Colunistas
Retrocesso
publicado em 24 de outubro de 2017 - Por Pedro Marcelo Galasso
A decisão de um juiz do Distrito Federal que autoriza as terapias de reorientação sexual, questão que apresenta a homossexualidade como doença e como comportamento desviante e, por isso, algo que deve ser mudado, é outro exemplo do retrocesso de direitos e de escolhas que experimentamos no Brasil.
Em um país que condena a homossexualidade como uma afronta aos seus valores tradicionais, cuja definição é parcial e hipócrita, que vê a homossexualidade como um dos fatores de desagregação moral e social, que culpa a homossexualidade pela perversão de jovens e adultos, a proposta de uma reordenação de comportamento ou de reorientação sexual é uma afronta a uma série de garantias constitucionais e caminha na contramão da História dos direitos civis e de uma tendência mundial de ampliação de direitos para as minorias, além de ser uma forma de marginalizar um grupo que sofre com o preconceito e que vê, agora, seu comportamento ser tido como patológico.
Em um país que é conhecido pelo seu machismo e pela violência gratuita dispensada aos homossexuais, com a conivência da sociedade machista e até dos aparatos de Estado, a proposta é ofensiva e sinaliza uma retirada de direitos que é apresentada como uma possibilidade de curar ou corrigir um comportamento inadequado.
Desde 1999, o Conselho Federal de Psicologia luta contra a marginalização da homossexualidade em consultórios e pretende apresenta-la tal qual ela é, como um comportamento tão normal quanto a heterossexualidade, sem que sejam propostos tratamentos para algo que não é uma patologia ou um comportamento desviante, mas sim uma escolha tão legítima quanto qualquer escolha possível no nosso quadro constitucional de direitos e de deveres. A homossexualidade não deve servir de pretexto para a culpabilização de setores sociais que têm um comportamento que outros setores julgam inapropriados, pois a História mostra que tal postura condena ao esquecimento e até a morte aqueles que são prejulgados como culpados ou pervertidos.

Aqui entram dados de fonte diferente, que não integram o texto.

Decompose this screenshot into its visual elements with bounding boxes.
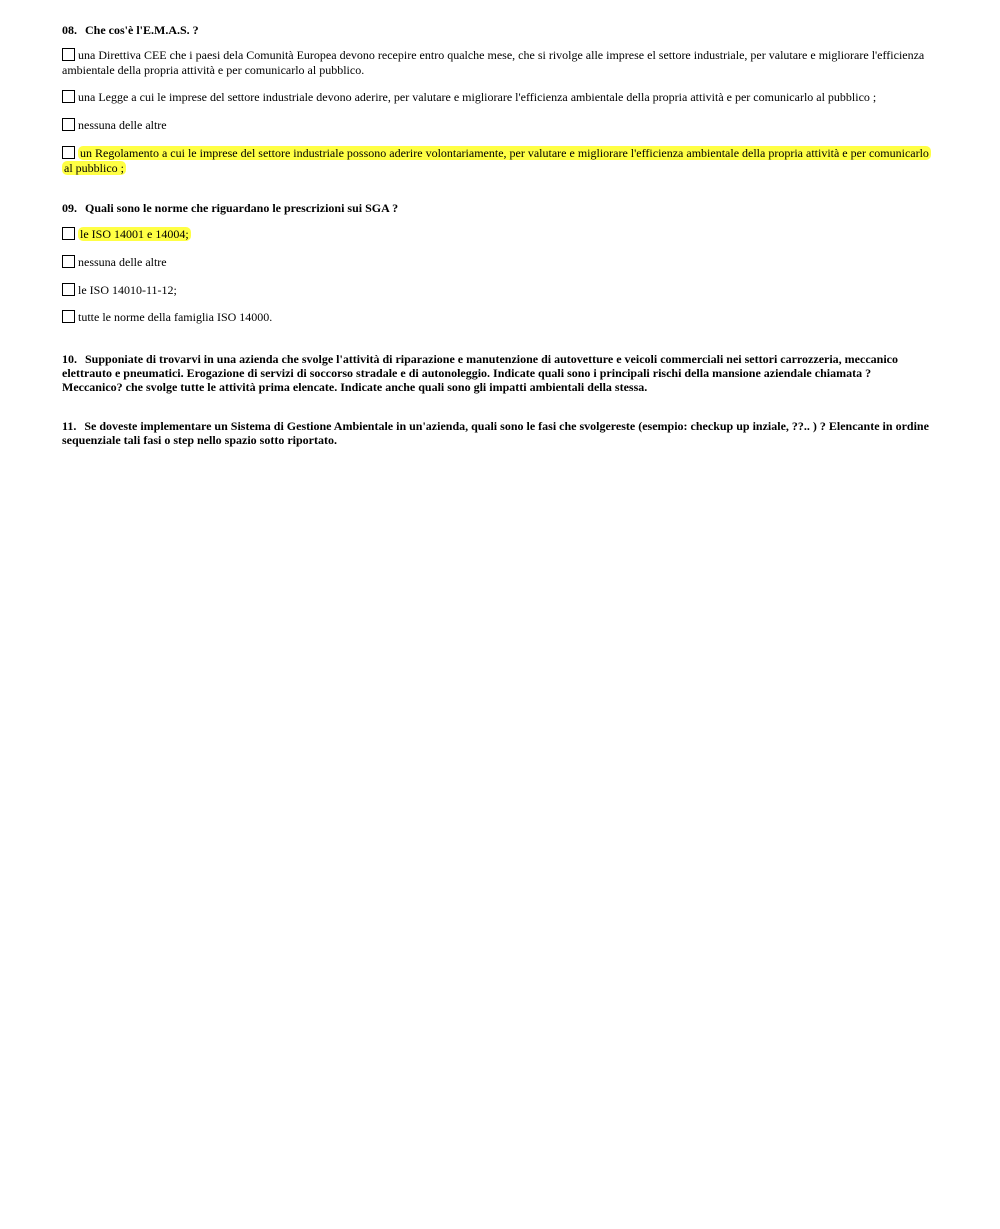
checkbox[interactable] <box>62 310 75 323</box>
question-number: 08. <box>62 23 77 37</box>
option-text: una Legge a cui le imprese del settore industriale devono aderire, per valutare e migliorare l'efficienza ambientale della propria attività e per comunicarlo al pubblico ; <box>78 90 877 104</box>
q08-option-3 <box>62 118 930 133</box>
highlighted-answer: le ISO 14001 e 14004; <box>80 227 189 241</box>
question-text: Supponiate di trovarvi in una azienda che svolge l'attività di riparazione e manutenzione di autovetture e veicoli commerciali nei settori carrozzeria, meccanico elettrauto e pneumatici. Erogazione di servizi di soccorso stradale e di autonoleggio. Indicate quali sono i principali rischi della mansione aziendale chiamata ?Meccanico? che svolge tutte le attività prima elencate. Indicate anche quali sono gli impatti ambientali della stessa. <box>62 352 898 394</box>
q09-option-4 <box>62 310 930 325</box>
q08-option-1 <box>62 48 930 78</box>
q08-option-4 <box>62 146 930 176</box>
question-08-title <box>62 23 930 37</box>
checkbox[interactable] <box>62 48 75 61</box>
q08-option-2 <box>62 90 930 105</box>
checkbox[interactable] <box>62 118 75 131</box>
question-text: Che cos'è l'E.M.A.S. ? <box>85 23 199 37</box>
checkbox[interactable] <box>62 227 75 240</box>
question-10-title <box>62 352 930 394</box>
question-number: 11. <box>62 419 77 433</box>
question-09-title <box>62 201 930 215</box>
option-text: tutte le norme della famiglia ISO 14000. <box>78 310 273 324</box>
q09-option-2 <box>62 255 930 270</box>
checkbox[interactable] <box>62 146 75 159</box>
question-text: Quali sono le norme che riguardano le prescrizioni sui SGA ? <box>85 201 399 215</box>
option-text: nessuna delle altre <box>78 118 167 132</box>
question-number: 10. <box>62 352 77 366</box>
checkbox[interactable] <box>62 255 75 268</box>
highlighted-answer: un Regolamento a cui le imprese del settore industriale possono aderire volontariamente, per valutare e migliorare l'efficienza ambientale della propria attività e per comunicarlo al pubblico ; <box>64 146 929 175</box>
option-text: una Direttiva CEE che i paesi dela Comunità Europea devono recepire entro qualche mese, che si rivolge alle imprese el settore industriale, per valutare e migliorare l'efficienza ambientale della propria attività e per comunicarlo al pubblico. <box>62 48 925 77</box>
q09-option-3 <box>62 283 930 298</box>
checkbox[interactable] <box>62 90 75 103</box>
option-text: le ISO 14010-11-12; <box>78 283 177 297</box>
option-text: nessuna delle altre <box>78 255 167 269</box>
checkbox[interactable] <box>62 283 75 296</box>
question-11-title <box>62 419 930 447</box>
q09-option-1 <box>62 227 930 242</box>
question-number: 09. <box>62 201 77 215</box>
question-text: Se doveste implementare un Sistema di Gestione Ambientale in un'azienda, quali sono le fasi che svolgereste (esempio: checkup up inziale, ??.. ) ? Elencante in ordine sequenziale tali fasi o step nello spazio sotto riportato. <box>62 419 929 447</box>
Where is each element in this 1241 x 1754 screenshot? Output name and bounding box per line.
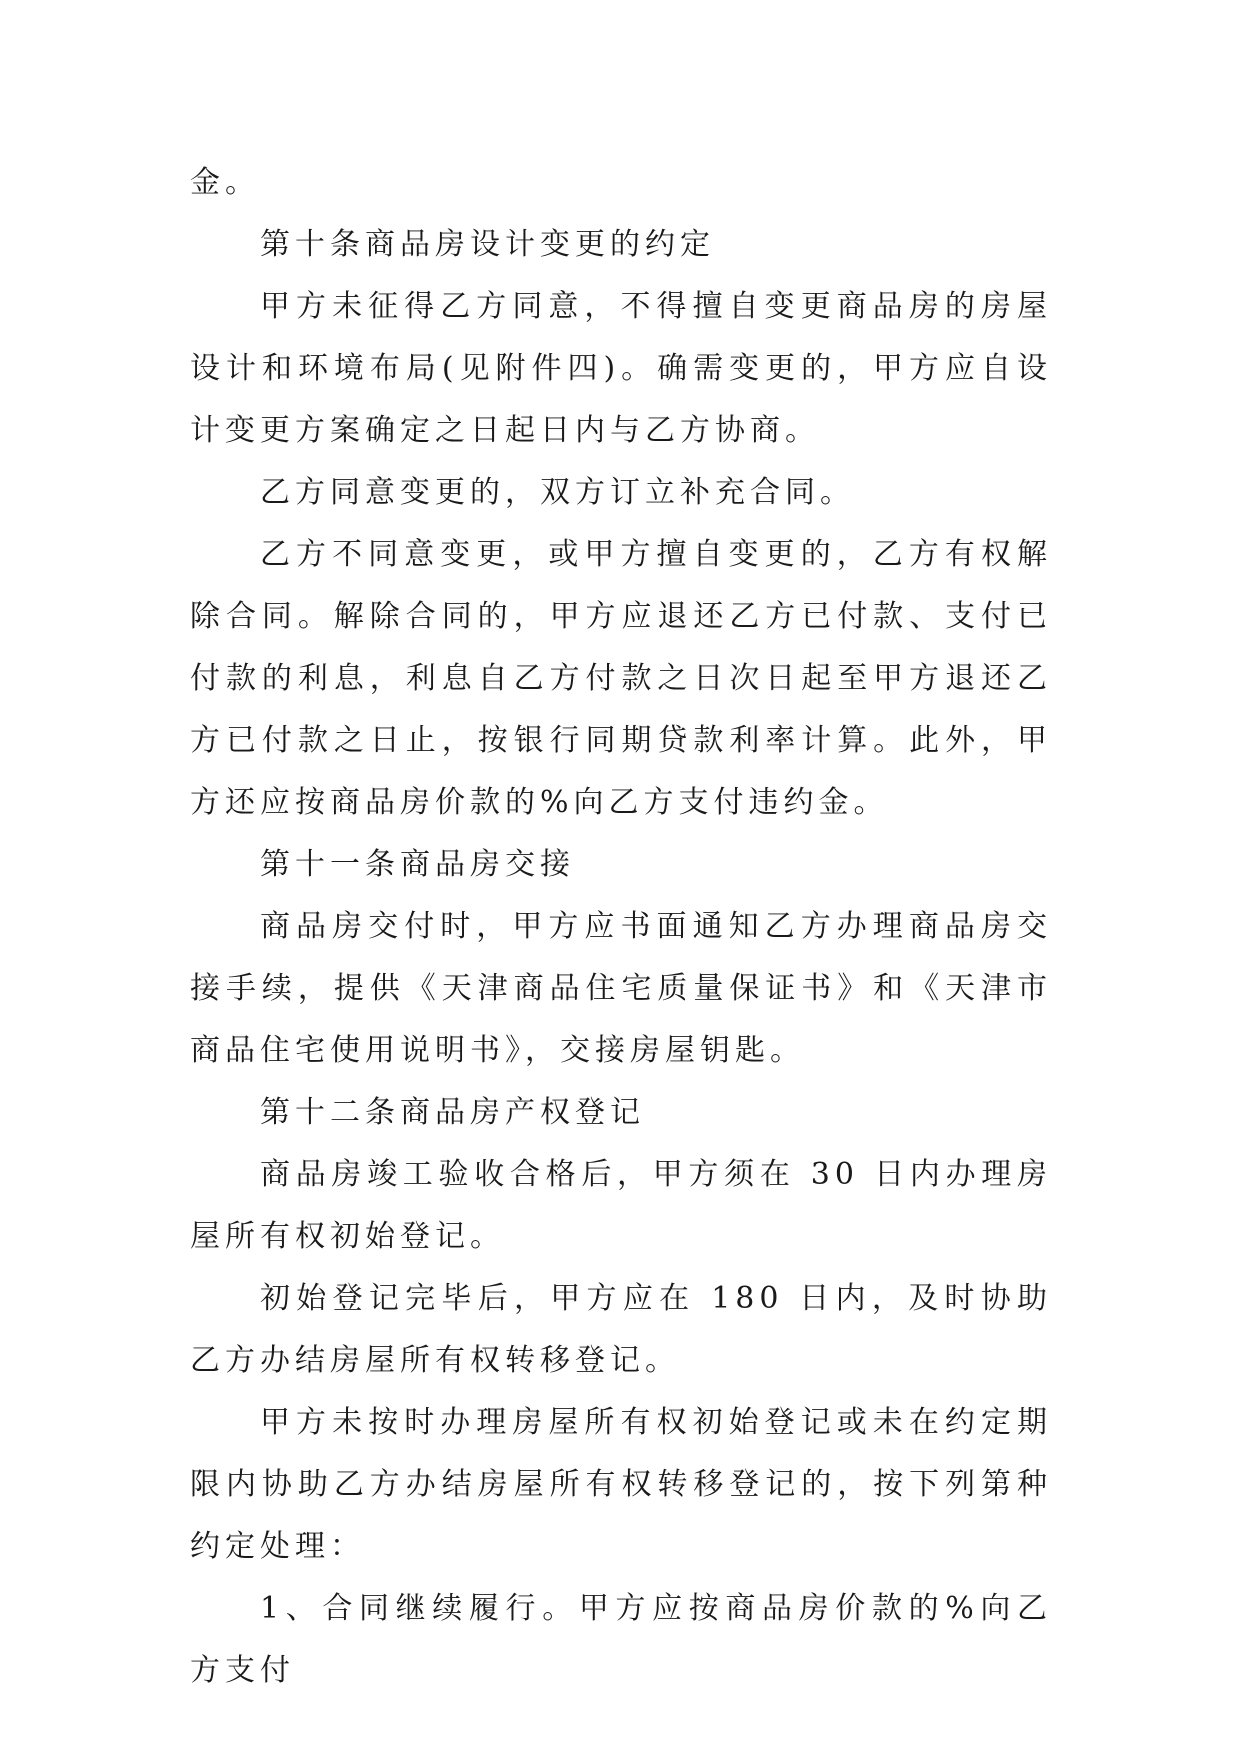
article-12-paragraph-2: 初始登记完毕后，甲方应在 180 日内，及时协助乙方办结房屋所有权转移登记。 [190,1281,1052,1378]
article-11-heading: 第十一条商品房交接 [260,847,575,882]
document-body [190,152,1052,1702]
article-12-item-1: 1、合同继续履行。甲方应按商品房价款的%向乙方支付 [190,1591,1052,1688]
article-11-paragraph-1: 商品房交付时，甲方应书面通知乙方办理商品房交接手续，提供《天津商品住宅质量保证书》和《天津市商品住宅使用说明书》，交接房屋钥匙。 [190,909,1052,1068]
article-12-paragraph-3: 甲方未按时办理房屋所有权初始登记或未在约定期限内协助乙方办结房屋所有权转移登记的，按下列第种约定处理： [190,1405,1052,1564]
article-10-paragraph-2: 乙方同意变更的，双方订立补充合同。 [260,475,855,510]
article-10-paragraph-1: 甲方未征得乙方同意，不得擅自变更商品房的房屋设计和环境布局(见附件四)。确需变更的，甲方应自设计变更方案确定之日起日内与乙方协商。 [190,289,1052,448]
paragraph-continuation: 金。 [190,165,260,200]
article-10-heading: 第十条商品房设计变更的约定 [260,227,715,262]
article-12-paragraph-1: 商品房竣工验收合格后，甲方须在 30 日内办理房屋所有权初始登记。 [190,1157,1052,1254]
article-12-heading: 第十二条商品房产权登记 [260,1095,645,1130]
article-10-paragraph-3: 乙方不同意变更，或甲方擅自变更的，乙方有权解除合同。解除合同的，甲方应退还乙方已付款、支付已付款的利息，利息自乙方付款之日次日起至甲方退还乙方已付款之日止，按银行同期贷款利率计算。此外，甲方还应按商品房价款的%向乙方支付违约金。 [190,537,1052,820]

Isso sem levar em conta que a proposta da “Cura Gay” foi apresentada no Congresso Nacional, em 2011, e ainda hoje é discutida por inúmeros deputados federais e senadores da conhecida Bancada
Ecumênica, que se intitula como a defensora da moral e dos bons costumes, mas que, de fato, pretende impor suas concepções religiosas como a única correta e desejável, ou seja, ela pretende impor seus valores e sua moral como as únicas possíveis. Não há argumento lógico ou científico para qualquer proposta que tenha a intenção de tratar como doença uma escolha civil e laica, garantida pela Constituição, somente porque os valores religiosos desta bancada são contrários as escolhas de milhões de pessoas.
Sob a ideia de ajudar as pessoas “confusas” vemos o reforço do preconceito e da exclusão já que é difícil crer que alguém gostará de ser marcado como praticante de um comportamento inapropriado e que precisa ser recondicionado e redirecionado para o caminho da boa moral e dos bons costumes.
Sob a ideia de ajudar pessoas “confusas” a proposta estigmatiza a homossexualidade como algo a ser combatido e mudado.
Sob a ideia de ajudar pessoas “confusas” a proposta fere o direito de escolha de algo íntimo e particular de escolher a melhor forma de ser feliz.
Sob a ideia de ajudar pessoas “confusas” tornamos a discussão sobre a homossexualidade mais distante e a afastamos, com isso, a possibilidade incluir as pessoas e de diminuir a enorme distância entre todos nós.